La décision n’affectera « que quatre à six familles » qui se déplaceront de « quelques centaines de mètres » vers la zone autorisée du village, a-t-elle dit.

Yossi Dagan, le président du conseil régional de Samarie, a salué le jugement, un « boomerang » qui a fini par blesser Yesh Din.

« La décision est une grande nouvelle pour les implantations et pour Kfar Tapuah, puisque des dizaines d’hectares de terrains publics ont reçu le feu vert pour la construction, ce qui rend possible l’extension de Tapuah », a-t-il déclaré selon Israël National News.

Tapuah Ouest est adjacent à l’implantation de Kfar Tapuah, près de la ville d’Ariel.

Tapuah Oouest (encerclé), est adjacent à l'implantation de Kfar Tapuah, dans le nord de la Cisjordanie. (Crédit : Google Maps)
Tapuah Oouest (encerclé), est adjacent à l’implantation de Kfar Tapuah, dans le nord de la Cisjordanie. (Crédit : Google Maps)

Lundi, les députés israéliens ont adopté la loi de Régulation, une mesure qui permet à Israël de légaliser de manière rétroactive l’appropriation de terrains privés palestiniens sur lesquels des Israéliens ont construit sans autorisation en Cisjordanie, soit parce qu’ils ignoraient qu’ils s’agissaient de propriétés privées, soit parce que l’Etat les aurait laissés faire.

La loi permet de compenser les propriétaires au lieu d’évacuer les avant-postes.

La loi, qui devrait être remise en cause devant la Haute cour, a été votée alors que les bulldozers commençaient à raser l’avant-poste d’Amona, qui a été évacuée la semaine dernière après des années de batailles politiques et judiciaires.

La loi de régulation traite de cas où des Israéliens ont installé leurs maisons sur des terrains qu’ils pensaient appartenir à l’Etat, comme pour les 50 hectares de terrain situés à l’ouest de Kfar Tapuah en 1987.

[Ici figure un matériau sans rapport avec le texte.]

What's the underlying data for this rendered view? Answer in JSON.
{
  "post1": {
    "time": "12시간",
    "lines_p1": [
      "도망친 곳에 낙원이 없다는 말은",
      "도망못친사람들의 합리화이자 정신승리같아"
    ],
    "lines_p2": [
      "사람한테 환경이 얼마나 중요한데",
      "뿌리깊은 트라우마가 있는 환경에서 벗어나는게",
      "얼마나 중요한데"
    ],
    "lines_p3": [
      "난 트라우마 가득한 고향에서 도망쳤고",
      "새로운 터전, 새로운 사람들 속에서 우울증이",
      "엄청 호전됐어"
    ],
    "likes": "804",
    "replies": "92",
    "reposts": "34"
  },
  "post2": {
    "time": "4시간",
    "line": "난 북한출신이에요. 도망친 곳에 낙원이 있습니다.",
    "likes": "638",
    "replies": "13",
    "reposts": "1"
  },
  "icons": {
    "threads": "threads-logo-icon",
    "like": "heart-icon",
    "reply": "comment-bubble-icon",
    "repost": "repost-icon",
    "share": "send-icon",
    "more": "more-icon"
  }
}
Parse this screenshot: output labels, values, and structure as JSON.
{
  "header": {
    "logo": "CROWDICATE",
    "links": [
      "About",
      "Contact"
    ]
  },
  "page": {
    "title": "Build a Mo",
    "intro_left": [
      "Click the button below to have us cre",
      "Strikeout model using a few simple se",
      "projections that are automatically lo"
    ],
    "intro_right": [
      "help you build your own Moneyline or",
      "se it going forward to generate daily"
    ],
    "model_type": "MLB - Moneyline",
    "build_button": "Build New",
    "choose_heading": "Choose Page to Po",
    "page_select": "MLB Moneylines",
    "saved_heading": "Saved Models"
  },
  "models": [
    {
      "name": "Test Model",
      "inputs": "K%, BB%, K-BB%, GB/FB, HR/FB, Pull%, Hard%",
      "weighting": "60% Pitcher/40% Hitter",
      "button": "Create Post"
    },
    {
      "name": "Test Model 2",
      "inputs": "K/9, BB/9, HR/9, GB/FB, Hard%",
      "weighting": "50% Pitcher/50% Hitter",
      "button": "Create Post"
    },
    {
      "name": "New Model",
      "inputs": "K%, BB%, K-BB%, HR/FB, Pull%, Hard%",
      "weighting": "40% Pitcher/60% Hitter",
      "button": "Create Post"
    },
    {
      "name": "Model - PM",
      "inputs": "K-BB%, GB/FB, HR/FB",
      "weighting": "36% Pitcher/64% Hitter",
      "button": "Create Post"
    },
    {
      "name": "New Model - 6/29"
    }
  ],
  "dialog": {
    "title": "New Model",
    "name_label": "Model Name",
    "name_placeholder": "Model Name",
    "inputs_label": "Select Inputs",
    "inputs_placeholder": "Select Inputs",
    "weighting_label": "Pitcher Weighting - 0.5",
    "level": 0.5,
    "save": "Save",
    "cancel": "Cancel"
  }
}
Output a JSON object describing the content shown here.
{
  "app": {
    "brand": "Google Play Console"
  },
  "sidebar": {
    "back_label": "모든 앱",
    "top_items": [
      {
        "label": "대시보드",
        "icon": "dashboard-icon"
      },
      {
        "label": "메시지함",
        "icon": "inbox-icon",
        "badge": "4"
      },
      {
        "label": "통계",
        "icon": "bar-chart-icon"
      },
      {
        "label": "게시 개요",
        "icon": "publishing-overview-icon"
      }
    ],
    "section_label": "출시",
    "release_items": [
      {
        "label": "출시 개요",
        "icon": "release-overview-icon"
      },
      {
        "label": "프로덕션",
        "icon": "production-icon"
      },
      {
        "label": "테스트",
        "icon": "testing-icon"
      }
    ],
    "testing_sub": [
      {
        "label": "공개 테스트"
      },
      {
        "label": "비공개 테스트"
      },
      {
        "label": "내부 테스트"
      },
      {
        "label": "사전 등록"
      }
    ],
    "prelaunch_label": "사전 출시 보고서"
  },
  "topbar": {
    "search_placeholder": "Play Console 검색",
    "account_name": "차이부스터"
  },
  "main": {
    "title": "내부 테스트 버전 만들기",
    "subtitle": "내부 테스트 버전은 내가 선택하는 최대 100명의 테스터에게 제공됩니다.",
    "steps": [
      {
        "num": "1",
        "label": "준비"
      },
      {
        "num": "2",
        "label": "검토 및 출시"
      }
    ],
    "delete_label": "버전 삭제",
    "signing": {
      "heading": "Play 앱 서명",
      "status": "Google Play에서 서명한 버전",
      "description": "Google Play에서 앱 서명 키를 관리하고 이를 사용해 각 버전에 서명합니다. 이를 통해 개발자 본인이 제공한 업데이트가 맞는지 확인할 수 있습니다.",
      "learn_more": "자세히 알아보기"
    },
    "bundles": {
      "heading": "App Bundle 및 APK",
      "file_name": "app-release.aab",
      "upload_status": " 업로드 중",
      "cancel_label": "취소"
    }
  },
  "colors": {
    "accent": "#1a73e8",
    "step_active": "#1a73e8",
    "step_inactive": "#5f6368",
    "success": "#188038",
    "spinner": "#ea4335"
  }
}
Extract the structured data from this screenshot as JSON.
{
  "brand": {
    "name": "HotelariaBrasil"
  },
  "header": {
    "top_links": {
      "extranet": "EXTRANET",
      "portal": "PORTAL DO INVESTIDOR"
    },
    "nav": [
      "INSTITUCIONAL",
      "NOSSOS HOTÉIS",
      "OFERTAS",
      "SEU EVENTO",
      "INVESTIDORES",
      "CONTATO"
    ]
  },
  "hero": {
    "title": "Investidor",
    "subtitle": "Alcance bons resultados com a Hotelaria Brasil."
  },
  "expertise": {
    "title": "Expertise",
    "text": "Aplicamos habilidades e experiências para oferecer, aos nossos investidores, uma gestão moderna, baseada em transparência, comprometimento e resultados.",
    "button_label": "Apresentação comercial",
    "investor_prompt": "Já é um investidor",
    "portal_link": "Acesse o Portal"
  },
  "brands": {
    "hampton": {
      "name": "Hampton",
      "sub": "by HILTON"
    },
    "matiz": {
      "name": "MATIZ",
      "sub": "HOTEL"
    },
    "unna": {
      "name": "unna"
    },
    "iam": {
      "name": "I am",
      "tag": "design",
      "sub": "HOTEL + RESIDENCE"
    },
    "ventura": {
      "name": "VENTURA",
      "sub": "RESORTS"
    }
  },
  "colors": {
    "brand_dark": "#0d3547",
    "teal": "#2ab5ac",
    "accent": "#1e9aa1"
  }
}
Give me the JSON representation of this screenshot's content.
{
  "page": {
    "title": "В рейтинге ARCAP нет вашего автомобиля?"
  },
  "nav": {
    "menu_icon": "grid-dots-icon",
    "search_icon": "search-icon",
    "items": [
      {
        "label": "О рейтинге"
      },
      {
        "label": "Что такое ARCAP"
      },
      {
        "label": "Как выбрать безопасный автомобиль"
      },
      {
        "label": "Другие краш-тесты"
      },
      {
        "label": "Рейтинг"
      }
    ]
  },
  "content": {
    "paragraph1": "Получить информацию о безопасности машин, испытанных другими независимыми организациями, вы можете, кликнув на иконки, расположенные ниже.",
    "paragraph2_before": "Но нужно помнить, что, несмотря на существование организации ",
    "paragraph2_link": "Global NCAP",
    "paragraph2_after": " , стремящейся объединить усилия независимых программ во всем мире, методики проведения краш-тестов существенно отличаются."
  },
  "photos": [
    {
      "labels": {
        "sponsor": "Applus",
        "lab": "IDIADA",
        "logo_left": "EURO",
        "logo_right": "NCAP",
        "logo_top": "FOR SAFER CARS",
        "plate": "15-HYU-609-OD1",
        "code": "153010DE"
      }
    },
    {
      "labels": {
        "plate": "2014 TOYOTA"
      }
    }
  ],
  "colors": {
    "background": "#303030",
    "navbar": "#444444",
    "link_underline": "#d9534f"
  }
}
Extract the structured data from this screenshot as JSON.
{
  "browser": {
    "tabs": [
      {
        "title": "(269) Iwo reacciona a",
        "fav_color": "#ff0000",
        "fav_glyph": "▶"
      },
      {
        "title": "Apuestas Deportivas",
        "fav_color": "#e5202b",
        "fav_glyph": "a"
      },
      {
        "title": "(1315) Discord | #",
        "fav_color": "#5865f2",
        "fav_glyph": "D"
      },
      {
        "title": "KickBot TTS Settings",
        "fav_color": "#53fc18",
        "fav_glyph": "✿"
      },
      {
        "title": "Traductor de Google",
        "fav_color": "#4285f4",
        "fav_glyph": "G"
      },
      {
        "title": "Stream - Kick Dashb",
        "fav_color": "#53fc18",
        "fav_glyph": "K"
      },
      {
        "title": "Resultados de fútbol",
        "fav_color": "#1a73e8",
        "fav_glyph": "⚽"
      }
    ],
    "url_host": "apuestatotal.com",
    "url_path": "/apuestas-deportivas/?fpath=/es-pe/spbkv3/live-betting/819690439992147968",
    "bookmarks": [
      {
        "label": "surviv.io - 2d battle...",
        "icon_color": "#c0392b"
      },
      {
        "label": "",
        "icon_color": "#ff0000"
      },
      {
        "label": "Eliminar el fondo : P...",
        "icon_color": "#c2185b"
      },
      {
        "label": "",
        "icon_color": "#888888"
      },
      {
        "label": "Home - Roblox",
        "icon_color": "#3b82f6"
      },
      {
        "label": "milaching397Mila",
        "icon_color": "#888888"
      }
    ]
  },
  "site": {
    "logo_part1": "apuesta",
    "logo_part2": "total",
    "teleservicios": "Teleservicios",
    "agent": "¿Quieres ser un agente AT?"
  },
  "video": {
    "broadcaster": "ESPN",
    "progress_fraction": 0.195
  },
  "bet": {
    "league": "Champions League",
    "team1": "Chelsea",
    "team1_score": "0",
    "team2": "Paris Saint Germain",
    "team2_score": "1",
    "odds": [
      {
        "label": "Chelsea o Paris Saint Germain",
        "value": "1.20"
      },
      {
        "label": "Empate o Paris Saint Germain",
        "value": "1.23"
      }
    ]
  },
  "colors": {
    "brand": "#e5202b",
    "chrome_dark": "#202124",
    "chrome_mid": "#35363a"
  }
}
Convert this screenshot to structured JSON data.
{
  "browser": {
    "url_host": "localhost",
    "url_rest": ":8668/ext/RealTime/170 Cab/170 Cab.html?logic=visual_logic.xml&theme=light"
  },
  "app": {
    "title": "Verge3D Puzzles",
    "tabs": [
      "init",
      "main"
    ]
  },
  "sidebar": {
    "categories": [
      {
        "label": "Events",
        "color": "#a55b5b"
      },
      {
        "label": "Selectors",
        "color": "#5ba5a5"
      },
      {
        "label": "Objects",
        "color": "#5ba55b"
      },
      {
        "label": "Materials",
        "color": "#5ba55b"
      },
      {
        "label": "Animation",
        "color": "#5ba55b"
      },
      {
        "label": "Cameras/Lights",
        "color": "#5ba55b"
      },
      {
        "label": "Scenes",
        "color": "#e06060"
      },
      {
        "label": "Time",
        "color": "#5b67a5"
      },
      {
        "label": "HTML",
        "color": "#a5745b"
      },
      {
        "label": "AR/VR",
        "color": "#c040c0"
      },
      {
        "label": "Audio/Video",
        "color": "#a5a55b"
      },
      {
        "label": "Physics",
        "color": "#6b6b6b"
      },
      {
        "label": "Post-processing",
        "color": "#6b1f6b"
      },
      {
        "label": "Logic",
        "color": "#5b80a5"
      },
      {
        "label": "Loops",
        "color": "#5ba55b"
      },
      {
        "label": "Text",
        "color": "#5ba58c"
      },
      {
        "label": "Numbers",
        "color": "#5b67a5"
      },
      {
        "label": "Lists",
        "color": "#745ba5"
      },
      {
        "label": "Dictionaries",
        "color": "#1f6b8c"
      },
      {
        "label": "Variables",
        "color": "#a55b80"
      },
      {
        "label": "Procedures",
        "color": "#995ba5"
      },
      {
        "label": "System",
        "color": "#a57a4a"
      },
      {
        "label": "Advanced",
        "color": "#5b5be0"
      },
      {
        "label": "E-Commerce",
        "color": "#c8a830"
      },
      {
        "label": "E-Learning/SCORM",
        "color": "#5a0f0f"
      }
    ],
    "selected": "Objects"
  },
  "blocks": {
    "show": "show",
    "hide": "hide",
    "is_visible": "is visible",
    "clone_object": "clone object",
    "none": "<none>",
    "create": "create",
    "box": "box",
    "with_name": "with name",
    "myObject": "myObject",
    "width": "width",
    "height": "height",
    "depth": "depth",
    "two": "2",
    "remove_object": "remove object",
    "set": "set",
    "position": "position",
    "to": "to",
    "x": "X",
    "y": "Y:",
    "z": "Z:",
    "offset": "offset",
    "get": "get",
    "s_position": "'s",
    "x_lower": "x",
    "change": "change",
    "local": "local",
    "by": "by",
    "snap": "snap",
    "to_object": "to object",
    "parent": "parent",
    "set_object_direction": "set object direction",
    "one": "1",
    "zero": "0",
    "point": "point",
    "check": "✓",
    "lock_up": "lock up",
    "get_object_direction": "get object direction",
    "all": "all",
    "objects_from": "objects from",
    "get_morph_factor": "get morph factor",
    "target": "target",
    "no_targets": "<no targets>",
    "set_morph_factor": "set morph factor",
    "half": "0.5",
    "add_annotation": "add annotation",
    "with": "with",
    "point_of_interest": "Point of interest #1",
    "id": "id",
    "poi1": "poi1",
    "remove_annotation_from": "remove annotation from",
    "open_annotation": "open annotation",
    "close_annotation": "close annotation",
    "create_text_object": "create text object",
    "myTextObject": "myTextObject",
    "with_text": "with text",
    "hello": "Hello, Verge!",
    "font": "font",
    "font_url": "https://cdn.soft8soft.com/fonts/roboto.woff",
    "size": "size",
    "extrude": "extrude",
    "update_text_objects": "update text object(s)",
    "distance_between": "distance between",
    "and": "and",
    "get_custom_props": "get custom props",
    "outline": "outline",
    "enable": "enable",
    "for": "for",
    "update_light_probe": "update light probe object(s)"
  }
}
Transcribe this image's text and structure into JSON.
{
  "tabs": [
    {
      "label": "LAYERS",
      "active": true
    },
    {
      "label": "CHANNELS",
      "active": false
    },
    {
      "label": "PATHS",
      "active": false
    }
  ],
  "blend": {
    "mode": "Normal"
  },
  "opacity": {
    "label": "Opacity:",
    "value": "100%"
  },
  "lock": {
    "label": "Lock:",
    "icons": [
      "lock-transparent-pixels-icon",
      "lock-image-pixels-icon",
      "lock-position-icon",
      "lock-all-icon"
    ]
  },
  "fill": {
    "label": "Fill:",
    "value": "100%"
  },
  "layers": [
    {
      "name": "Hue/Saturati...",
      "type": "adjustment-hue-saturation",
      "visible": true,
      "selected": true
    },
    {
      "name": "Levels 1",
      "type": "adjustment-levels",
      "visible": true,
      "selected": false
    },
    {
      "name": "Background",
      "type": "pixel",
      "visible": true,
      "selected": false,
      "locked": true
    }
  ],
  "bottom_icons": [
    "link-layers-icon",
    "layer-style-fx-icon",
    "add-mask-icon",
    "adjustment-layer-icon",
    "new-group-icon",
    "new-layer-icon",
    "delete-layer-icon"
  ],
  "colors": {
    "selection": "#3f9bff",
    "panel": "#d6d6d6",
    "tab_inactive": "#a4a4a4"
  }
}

Peu après, 19 habitants de Yassouf avaient affirmé que la zone était leur terre agricole. Leur cas avait été rejeté en 1989 par une cour militaire, en partie parce que le terrain rocailleux était impropre à l’agriculture.

Après un examen de l’institution gouvernementale chargée de délimiter les terrains de l’Etat, le tracé avait été redessiné en 2011, et une partie de la zone n’appartenait plus à l’Etat.

Au total, 39 structures se trouvent sur cette zone, dont 18 sur le terrain de l’Etat, 17 sur des terrains privés, et quatre sont à cheval sur la ligne. Beaucoup d’entre elles ont été érigées dans la fin des années 1990, avant que la carte ne soit redessinée.

La cour a jugé que les maisons ont été construites illégalement sur des zones non alloués à l’habitation, qu’elles aient été construites sur des terrains publics ou privés.

L’Etat a déclaré qu’il envisagerait de légaliser la zone et de l’inclure dans Kfar Tapuah, mais qu’il avait besoin de plus de temps pour examiner les actes de propriété et les cartes.

La Cour a donné six mois au gouvernement pour terminer son enquête. Il a également 18 mois pour légaliser les 18 maisons construites sur le terrain de l’Etat.